Once, one manager (of another division) wanted to review their CI implementation (over the phone), she said: “Our DevOps guys spent a lot of effort, the build runs for 10 hours …”. I replied: “It has already failed. Your DevOps guys had no idea how to reduce the build time”. The result was exactly as I predicted, the whole thing was discarded shortly after.Frequent
It shall be easy to trigger a run of CI build. There is no point if the total execution time is 10 minutes, but each build's preparation time took 2 hours.
On developer’s involvement in automated testing and CI:
“It is really important at Facebook I will never, as a developer, write code and toss over the fence and for someone else to write test for it. It is my job as a developer at Facebook to write tests for my code, and my reviewers make sure I do”.
💡Show the above to your programmers who don’t want to write automated tests. The fact: most programmers don’t have the capability to develop automated unit tests, let alone Automated End-to-End UI Testing which is much more challenging.
On WebDriver:
“For all of our end-to-end tests at Facebook we use WebDriver, WebDriver is an open-source JSON wired protocol, I encourage you all check it out if you haven’t already. ”
“One of the great advantages of WebDriver is that it gets applications cross all platforms.”
💡Show the above section to your team members who want to create ‘own test framework’ or use other commercial/proprietary ones. If you are interested in why Selenium WebDriver is the best choice for test automation, please read my other articles:
“Please, not another Web Test Automation Framework, just use Selenium WebDriver”

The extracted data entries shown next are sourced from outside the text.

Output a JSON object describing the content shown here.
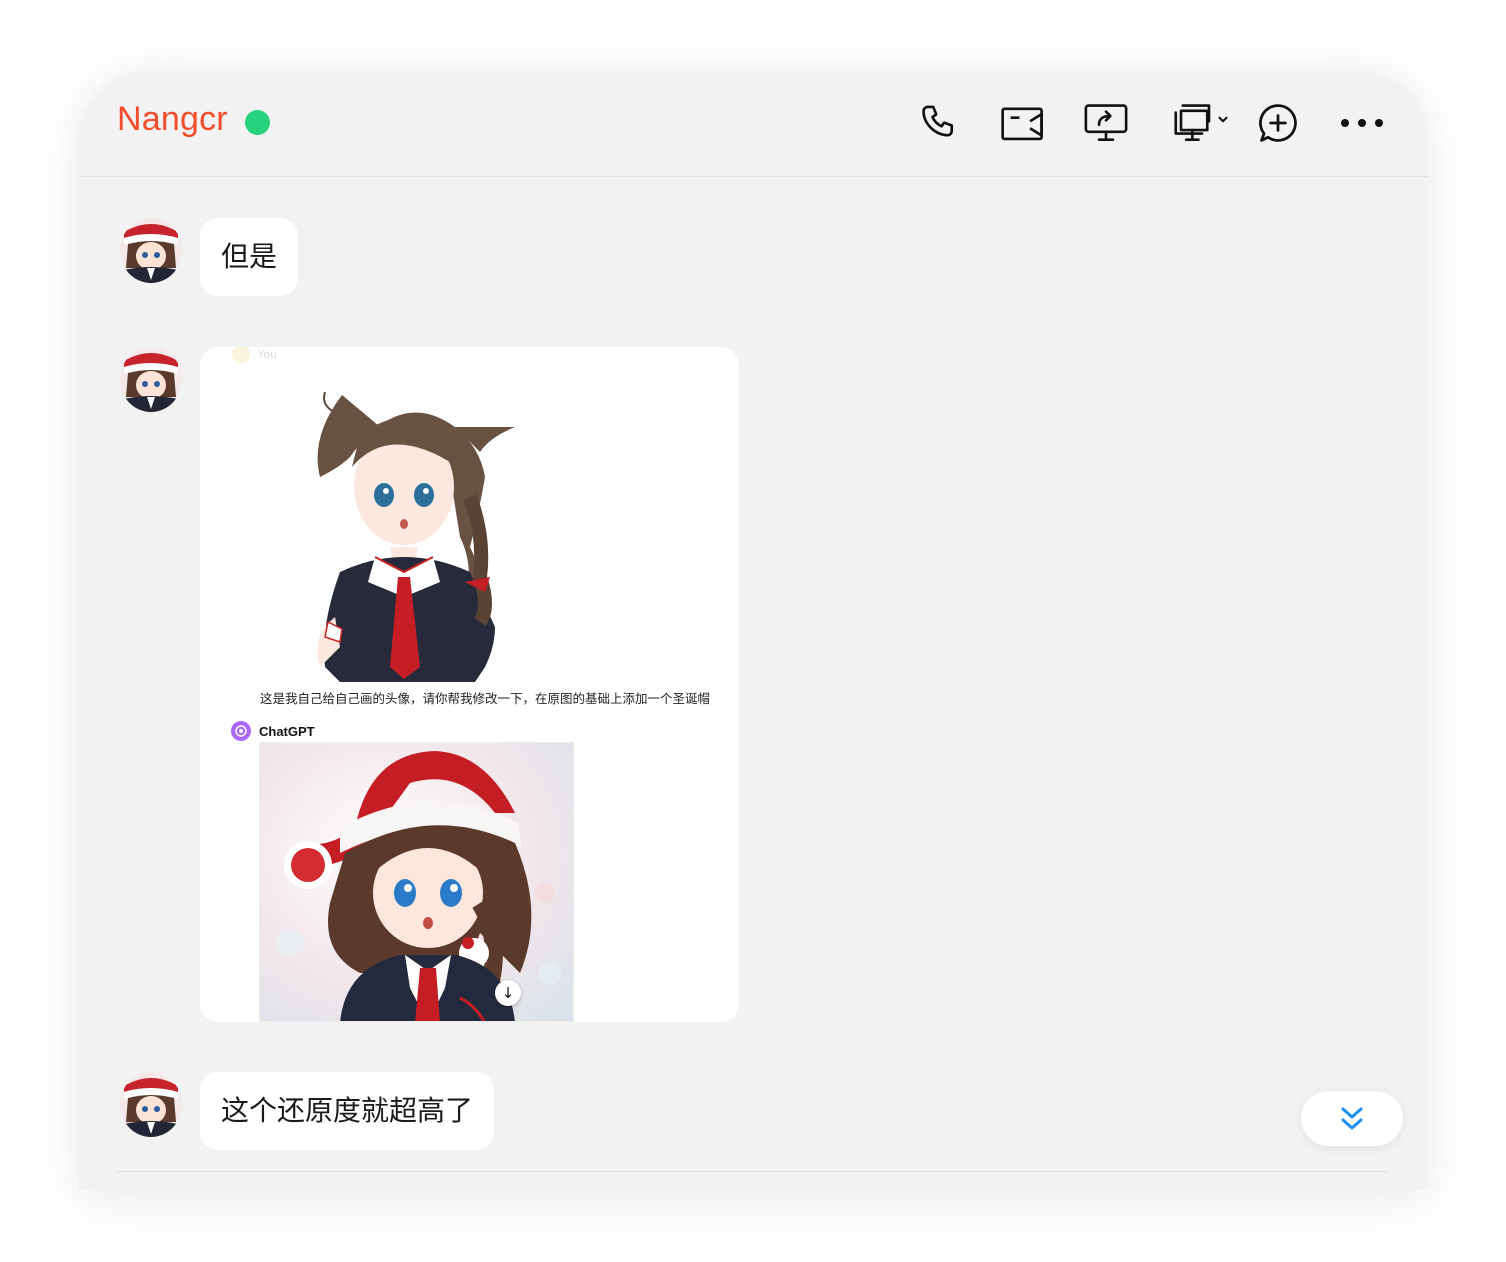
{
  "header": {
    "contact_name": "Nangcr",
    "status": "online",
    "status_color": "#26d27c",
    "name_color": "#f44d2b",
    "actions": [
      {
        "name": "voice-call",
        "icon": "phone-icon"
      },
      {
        "name": "video-call",
        "icon": "video-camera-icon"
      },
      {
        "name": "share-screen",
        "icon": "screen-share-icon"
      },
      {
        "name": "remote-desktop",
        "icon": "remote-screen-icon"
      },
      {
        "name": "add-chat",
        "icon": "chat-add-icon"
      },
      {
        "name": "more",
        "icon": "more-dots-icon"
      }
    ]
  },
  "messages": [
    {
      "type": "text",
      "text": "但是"
    },
    {
      "type": "image",
      "you_label": "You",
      "prompt": "这是我自己给自己画的头像，请你帮我修改一下，在原图的基础上添加一个圣诞帽",
      "assistant_name": "ChatGPT"
    },
    {
      "type": "text",
      "text": "这个还原度就超高了"
    }
  ],
  "scroll_button": {
    "icon": "double-chevron-down-icon"
  }
}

“Selenium WebDriver is the Easiest-to-Learn Web Test Automation Framework”
“Advice on Self-Learning Test Automation with Selenium WebDriver”
On Continuous Testing Server:
Facebook’s own Sandcastle. Of course, not Jenkins/Bamboo/TeamCity which are traditional CI servers. Have you ever seen Level 2 of AgileWay CT Grading (50+ E2E tests) implemented in Jenkins? I mean, reliable test executions with quick feedback. I haven’t.
“> 1000 test results per second every single day”
On addressing flaky automated tests:
“Failures inevitable at Scale”
“Infrastructure failures get retried”
“You would be surprised how many tests cannot run in parallel with themselves”
Please note test-execution-retries here. From the context, the retries were handled by the Sandcastle CI/CT server, NOT the test scripts like Cypress (bad). If you are interested in this topic, please read my other article: “Why Auto-Retry of Test Execution in a Test Framework is Wrong?”
On testing infrastructure.
“At Facebook, We have some of our top engineers working on development infrastructure”
And these impressive FaceBook Build Farm.
(the above is pretty much what I got at the moment)
Wow!
That’s why I gave Level 6 (the highest, a handful in the world) to Facebook on AgileWay CT Grading.